Alberto Nisman était un des 300.000 Juifs d'Argentine, la communauté israélite la plus importante d'Amérique latine.
"La mort douteuse de Nisman est horrible mais le pire, c'est de voir la tournure que prend l'enquête. Le suicide n'est pas crédible et il faut élucider cette affaire au plus vite, tout comme le lien entre le gouvernement et ce pays étranger innommable (ndlr: l'Iran). Nous sommes la risée du monde", s’attriste Jorge Gomez, 70 ans. Il brandit une pancarte disant "Je suis Nisman. Victimes, 85+1 = 86".
Une vieille dame tenait un portrait du ministre argentin des Affaires étrangères Hector Timerman, Juif lui-aussi, dont le visage était barré de l'inscription "traître".

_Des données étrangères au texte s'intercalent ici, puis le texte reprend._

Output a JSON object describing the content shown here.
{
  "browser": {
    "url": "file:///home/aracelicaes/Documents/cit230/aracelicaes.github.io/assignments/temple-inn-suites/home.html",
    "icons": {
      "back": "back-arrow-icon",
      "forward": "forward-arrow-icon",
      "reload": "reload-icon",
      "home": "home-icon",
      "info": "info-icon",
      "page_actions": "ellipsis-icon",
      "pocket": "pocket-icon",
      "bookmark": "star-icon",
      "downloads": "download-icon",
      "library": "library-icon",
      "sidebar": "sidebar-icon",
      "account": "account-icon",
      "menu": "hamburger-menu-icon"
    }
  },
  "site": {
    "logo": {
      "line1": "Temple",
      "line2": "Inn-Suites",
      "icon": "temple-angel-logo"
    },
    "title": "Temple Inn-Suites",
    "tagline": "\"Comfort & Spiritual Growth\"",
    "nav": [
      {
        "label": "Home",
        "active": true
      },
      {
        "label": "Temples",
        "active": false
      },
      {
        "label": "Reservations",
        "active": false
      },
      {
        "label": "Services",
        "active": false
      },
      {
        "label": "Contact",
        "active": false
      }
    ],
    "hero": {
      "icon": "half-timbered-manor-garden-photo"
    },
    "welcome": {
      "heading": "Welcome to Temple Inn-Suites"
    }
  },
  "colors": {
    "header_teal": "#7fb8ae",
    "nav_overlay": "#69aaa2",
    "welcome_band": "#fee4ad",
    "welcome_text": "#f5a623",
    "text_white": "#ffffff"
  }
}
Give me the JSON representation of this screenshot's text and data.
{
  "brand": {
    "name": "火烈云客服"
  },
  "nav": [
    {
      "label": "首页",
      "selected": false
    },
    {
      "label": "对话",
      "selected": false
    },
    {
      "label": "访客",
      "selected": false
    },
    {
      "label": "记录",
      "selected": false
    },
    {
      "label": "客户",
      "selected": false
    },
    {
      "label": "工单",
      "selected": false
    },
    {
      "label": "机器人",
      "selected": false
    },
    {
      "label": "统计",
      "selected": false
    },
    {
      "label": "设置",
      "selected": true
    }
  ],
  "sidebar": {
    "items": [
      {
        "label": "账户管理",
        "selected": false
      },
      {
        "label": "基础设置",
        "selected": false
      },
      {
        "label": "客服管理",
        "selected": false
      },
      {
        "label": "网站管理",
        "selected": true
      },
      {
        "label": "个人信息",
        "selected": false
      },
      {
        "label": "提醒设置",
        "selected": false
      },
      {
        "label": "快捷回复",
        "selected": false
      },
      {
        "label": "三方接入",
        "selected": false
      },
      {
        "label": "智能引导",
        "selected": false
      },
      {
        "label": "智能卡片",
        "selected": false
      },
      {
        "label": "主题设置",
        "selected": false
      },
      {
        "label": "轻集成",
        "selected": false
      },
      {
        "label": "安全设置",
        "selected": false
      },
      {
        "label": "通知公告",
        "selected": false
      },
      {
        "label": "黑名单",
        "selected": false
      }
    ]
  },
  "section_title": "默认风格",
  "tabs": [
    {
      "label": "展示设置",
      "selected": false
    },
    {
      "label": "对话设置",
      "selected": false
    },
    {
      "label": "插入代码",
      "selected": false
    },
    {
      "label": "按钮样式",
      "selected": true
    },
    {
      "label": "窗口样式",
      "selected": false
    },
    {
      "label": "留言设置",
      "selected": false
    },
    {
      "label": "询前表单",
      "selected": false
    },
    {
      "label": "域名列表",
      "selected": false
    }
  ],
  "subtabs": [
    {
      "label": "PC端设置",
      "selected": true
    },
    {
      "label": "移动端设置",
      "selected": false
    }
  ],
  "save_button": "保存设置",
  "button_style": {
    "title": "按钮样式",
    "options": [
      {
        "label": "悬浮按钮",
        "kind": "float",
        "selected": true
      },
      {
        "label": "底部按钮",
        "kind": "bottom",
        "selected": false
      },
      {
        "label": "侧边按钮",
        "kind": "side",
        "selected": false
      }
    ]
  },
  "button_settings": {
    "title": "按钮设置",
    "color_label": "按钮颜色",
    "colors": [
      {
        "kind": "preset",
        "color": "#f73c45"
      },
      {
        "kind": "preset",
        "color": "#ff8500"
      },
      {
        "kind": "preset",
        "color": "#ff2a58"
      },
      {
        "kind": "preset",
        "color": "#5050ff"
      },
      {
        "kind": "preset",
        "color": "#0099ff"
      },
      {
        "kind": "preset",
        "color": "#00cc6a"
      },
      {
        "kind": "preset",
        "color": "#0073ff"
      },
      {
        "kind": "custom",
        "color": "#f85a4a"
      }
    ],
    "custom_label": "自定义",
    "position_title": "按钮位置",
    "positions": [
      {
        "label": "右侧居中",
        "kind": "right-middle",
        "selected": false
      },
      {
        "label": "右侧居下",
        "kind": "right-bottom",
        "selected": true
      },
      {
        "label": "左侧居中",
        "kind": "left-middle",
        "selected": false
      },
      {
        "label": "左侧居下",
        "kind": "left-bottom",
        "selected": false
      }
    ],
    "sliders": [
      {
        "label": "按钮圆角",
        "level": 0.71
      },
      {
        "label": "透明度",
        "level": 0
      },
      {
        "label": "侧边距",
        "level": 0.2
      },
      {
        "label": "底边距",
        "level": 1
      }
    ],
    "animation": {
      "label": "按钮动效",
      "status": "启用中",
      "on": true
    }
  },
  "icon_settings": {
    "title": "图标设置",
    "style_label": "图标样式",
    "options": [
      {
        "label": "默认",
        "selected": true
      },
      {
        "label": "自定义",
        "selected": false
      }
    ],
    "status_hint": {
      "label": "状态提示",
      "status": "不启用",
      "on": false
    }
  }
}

Alberto Nisman avait demandé le 14 janvier à un juge l'ouverture d'une enquête contre la présidente argentine Cristina Kirchner et Hector Timerman pour entrave à l'enquête sur l'attentat de l'AMIA, qui a causé la mort de 85 personnes, et devait s'en expliquer lundi devant le Congrès.
Il soupçonnait le gouvernement d'avoir ménagé l'Iran, pour préserver des contrats commerciaux.
Un éventuel meurtrier aurait-il pu s'enfuir du luxueux appartement où le magistrat a été retrouvé mort ? Le serrurier, qui a permis aux policiers de pénétrer dans l'appartement, a révélé mercredi que la porte de service n'était pas verrouillée de l'intérieur.
La révélation de l'existence d'une troisième porte donnant sur l'extérieur, un local où se trouvent des climatiseurs, un réduit également accessible depuis l'appartement voisin, a ajouté à la confusion.
S'est-il suicidé, a-t-il été contraint au suicide ou assassiné? Les avis divergent.
L'autopsie a exclu toute participation d'un tiers, mais aucun résidu de poudre n'a été retrouvé sur les doigts de sa main droite, avec laquelle il se serait tiré une balle dans la tête, selon la magistrate saisie de l'enquête sur la mort du procureur, Viviana Fein.
Or, un tir d'arme à feu entraîne un dépôt de minuscules particules de poudre sur la main qui tient l'arme.
Je ne crois pas au suicide
L'ex-épouse de M. Nisman, la juge Sandra Arroyo Salgado, a du mal à comprendre ce geste alors qu'il avait interrompu ses vacances en Espagne et averti ses amis qu'il allait porter de lourdes accusations contre le gouvernement. Elle s'est constituée partie civile.
"Je ne crois pas que ce soit un suicide", a-t-elle déclaré avant son audition par la police.
La ligne de fracture habituelle séparant les Argentins entre pro et anti-Kirchner s'applique au cas Nisman.
"Depuis que j'ai appris la nouvelle, je me refuse à croire à un suicide volontaire", affirme Pablo Lanusse, ancien ministre de la Justice. "La mort de Nisman, estime-t-il, éclabousse de son sang la République, la démocratie et le gouvernement".
La présidente Cristina Kirchner a été la première responsable à évoquer un "suicide", tout en défendant le travail accompli pendant le mandat de son défunt mari Nestor Kirchner (2003-2007) et le sien (depuis 2007) dans l'enquête sur l'attentat de l'AMIA.
Dans les faits, l'enquête n'a pas semblé progresser, ni dans les années 1990, ni dans les années 2000.
Dans son écrit envoyé au juge Ariel Lijo, M. Nisman assure que Mme Kirchner "a émis une directive" afin de mettre sur pied un "plan" pour garantir une impunité aux Iraniens dont la justice argentine réclame l'extradition.
L'ancien juge de la Cour suprême Eugenio Zaffaroni riposte en disant que ce ne serait "pas la première fois que quelqu'un reçoit de fausses informations et les croit".
Le Front pour la victoire, la coalition de centre-gauche de Mme Kirchner, avance que M. Nisman a pu mettre fin à ses jours sur l'ordre "d'un secteur mafieux" des services de renseignement, dont le patron a été démis de ses fonctions en décembre.
Toutes les hypothèses sont explorées, assure le secrétaire à la Sécurité Sergio Berni.